Oh, well. Even when it's right, it's wrong. In The Terminator, the assembly code you see scrolling by every so often in Arnold's red heads-up display was the RWTS (read/write a track/sector) routines from DOS 3.3 on the Apple ][ computer. Of course, I find it hard to believe that a cybernetic killing machine with lightning-quick reflexes and a complete database of human anatomy used a 1Mhz 6502 chip in his skull, but maybe he was running an Apple emulator in his spare cycles for fun.

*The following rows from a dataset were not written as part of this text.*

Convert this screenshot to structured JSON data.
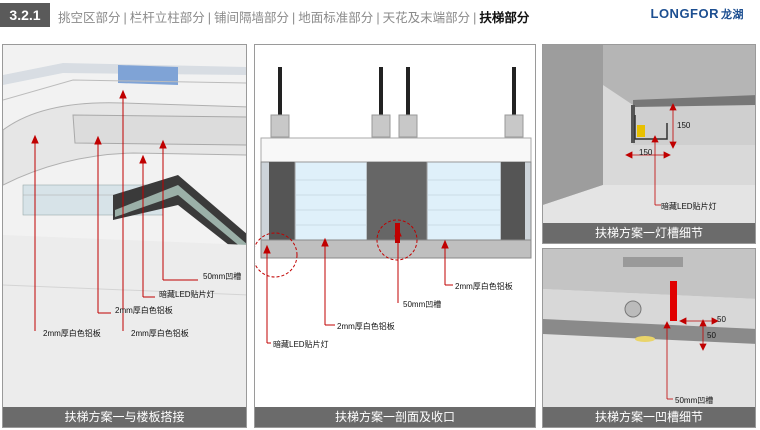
{
  "header": {
    "section_number": "3.2.1",
    "breadcrumbs": [
      "挑空区部分",
      "栏杆立柱部分",
      "铺间隔墙部分",
      "地面标准部分",
      "天花及末端部分"
    ],
    "active": "扶梯部分",
    "logo_text": "LONGFOR",
    "logo_cn": "龙湖"
  },
  "panel1": {
    "caption": "扶梯方案一与楼板搭接",
    "labels": {
      "groove": "50mm凹槽",
      "led": "暗藏LED贴片灯",
      "plate_a": "2mm厚白色铝板",
      "plate_b": "2mm厚白色铝板",
      "plate_c": "2mm厚白色铝板"
    }
  },
  "panel2": {
    "caption": "扶梯方案一剖面及收口",
    "labels": {
      "plate_right": "2mm厚白色铝板",
      "groove": "50mm凹槽",
      "plate_bottom": "2mm厚白色铝板",
      "led": "暗藏LED贴片灯"
    }
  },
  "panel3": {
    "caption": "扶梯方案一灯槽细节",
    "dims": {
      "vertical": "150",
      "horizontal": "150"
    },
    "labels": {
      "led": "暗藏LED贴片灯"
    }
  },
  "panel4": {
    "caption": "扶梯方案一凹槽细节",
    "dims": {
      "a": "50",
      "b": "50"
    },
    "labels": {
      "groove": "50mm凹槽"
    }
  },
  "colors": {
    "marker": "#c00000",
    "caption_bg": "#6b6b6b",
    "logo": "#1d4f91"
  }
}
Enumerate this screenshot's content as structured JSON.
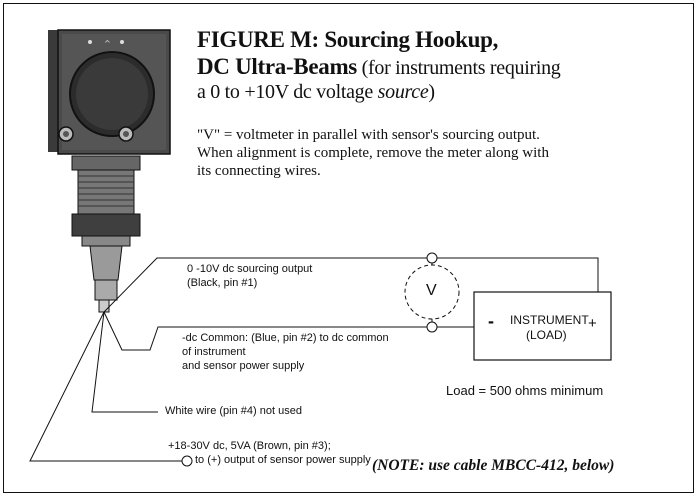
{
  "figure": {
    "title_line1": "FIGURE M: Sourcing Hookup,",
    "title_line2_bold": "DC Ultra-Beams",
    "title_line2_rest": " (for instruments requiring",
    "title_line3_pre": "a 0 to +10V dc voltage ",
    "title_line3_italic": "source",
    "title_line3_post": ")"
  },
  "description": {
    "line1": "\"V\" = voltmeter in parallel with sensor's sourcing output.",
    "line2": "When alignment is complete, remove the meter along with",
    "line3": "its connecting wires."
  },
  "wires": {
    "sourcing_output_line1": "0 -10V dc sourcing output",
    "sourcing_output_line2": "(Black, pin #1)",
    "common_line1": "-dc Common: (Blue, pin #2) to dc common",
    "common_line2": "of instrument",
    "common_line3": "and sensor power supply",
    "white_wire": "White wire (pin #4) not used",
    "power_line1": "+18-30V dc, 5VA  (Brown, pin #3);",
    "power_line2": "to (+) output of sensor power supply"
  },
  "instrument": {
    "label_line1": "INSTRUMENT",
    "label_line2": "(LOAD)",
    "minus": "-",
    "plus": "+"
  },
  "voltmeter": {
    "label": "V"
  },
  "load_note": "Load = 500 ohms minimum",
  "cable_note": "(NOTE: use cable MBCC-412, below)"
}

Epilogue: "You've Got Mail", a modern take on "The Shop Around The Corner", came out shortly after this essay was written in 1998. In it, they show people communicating through (big surprise here) AOL email. For the first time ever, email text was shown in its original form on the screen, with the camera zoomed way in so that the audience could read it. It was a step in the right direction, but as of 2003 things haven't gotten much better. In fact, in Charlie's Angels, Drew Barrymore barges in on two kids playing a Final Fantasy game together. The Final Fantasy game the kids were playing is a single-player-only game, so there was no reason for the both of them to be holding controllers. Sigh...

Further Violations

Well, it's still happening. I may be adding little updates to this essay for the rest of my life.

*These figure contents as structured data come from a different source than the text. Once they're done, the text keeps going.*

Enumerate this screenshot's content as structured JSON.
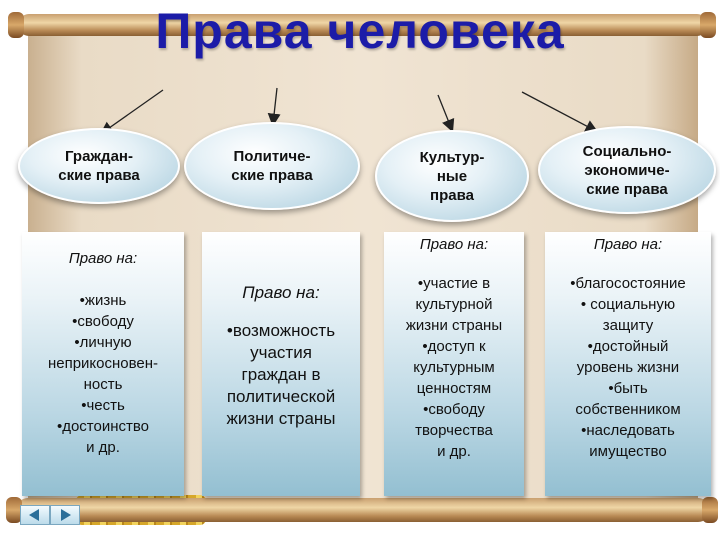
{
  "title": "Права человека",
  "categories": [
    {
      "label": "Граждан-\nские права"
    },
    {
      "label": "Политиче-\nские права"
    },
    {
      "label": "Культур-\nные\nправа"
    },
    {
      "label": "Социально-\nэкономиче-\nские права"
    }
  ],
  "panels": [
    {
      "heading": "Право на:",
      "items": [
        "•жизнь",
        "•свободу",
        "•личную",
        "неприкосновен-",
        "ность",
        "•честь",
        "•достоинство",
        "и др."
      ]
    },
    {
      "heading": "Право на:",
      "items": [
        "•возможность",
        "участия",
        "граждан в",
        "политической",
        "жизни страны"
      ]
    },
    {
      "heading": "Право на:",
      "items": [
        "•участие в",
        "культурной",
        "жизни страны",
        "•доступ к",
        "культурным",
        "ценностям",
        "•свободу",
        "творчества",
        "и др."
      ]
    },
    {
      "heading": "Право на:",
      "items": [
        "•благосостояние",
        "• социальную",
        "защиту",
        "•достойный",
        "уровень жизни",
        "•быть",
        "собственником",
        "•наследовать",
        "имущество"
      ]
    }
  ],
  "icons": {
    "nav_left": "triangle-left-icon",
    "nav_right": "triangle-right-icon",
    "decoration": "wheat-sheaf-icon"
  }
}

November, 2003: Even TV shows are getting dumbed down. CSI: Miami, a crime drama that takes place in modern times, recently profiled a crime that involved a webcam'd peep show. While I took a ton of computer reality violations with a ton of salt (blatantly invalid IP addresses, impossibly long WiFi distances, etc.), the one that just drove me nuts was when they tried to determine what company (name, phone number, address) was behind a particular IP address. "Hold on," computer tech says, and after churning through random IP addresses for nearly 10 seconds we get the output of a "whois" command. What was with all the IP addresses? Why not just type the damn whois command and get the output? I can understand entertainment making complex things simple for the benefit of the audience, but when they make a simple thing complex I just want to tear my own skin off. At least that experience was mitigated by one very clever use of computers: To determine the time of death. You see, when the guy was murdered, his head hit the keyboard, and he was in a word processor at the time. You figure it out :-)

December, 2003: Okay, I've had it with CSI. Someone used "face manipulation software" to artificially age a young girl's face from an old photo. This in and of itself is not a problem; such software/technology is already available and in use by law enforcement. What pissed me off royally is that whenever an adjustment was made to the face, there were floppy disk drive noises and dot matrix printer noises sounding from somewhere. DOT FUCKING MATRIX NOISES. Does your computer sound like a rabid 9-pin dot matrix printer whenever you move the mouse in photoshop? No, I didn't think so. This is so incredibly stupid that I've prepared a RealVideo clip of the segment so that you can see for yourself just how asinine this looked and sounded. See if you can also spot how all the photos used in the reconstruction had a smiling mouth of teeth, but how the end result had no smile/teeth whatsoever. Or the fact that it took about all of two minutes to perform the work, when in real life it takes hours or days.

October, 2005: Someone pointed me to this additional list of Computer Movie Annoyances. Cute.

January, 2010: It turns out that such wacky computer interfaces are intentional. Doesn't make it right!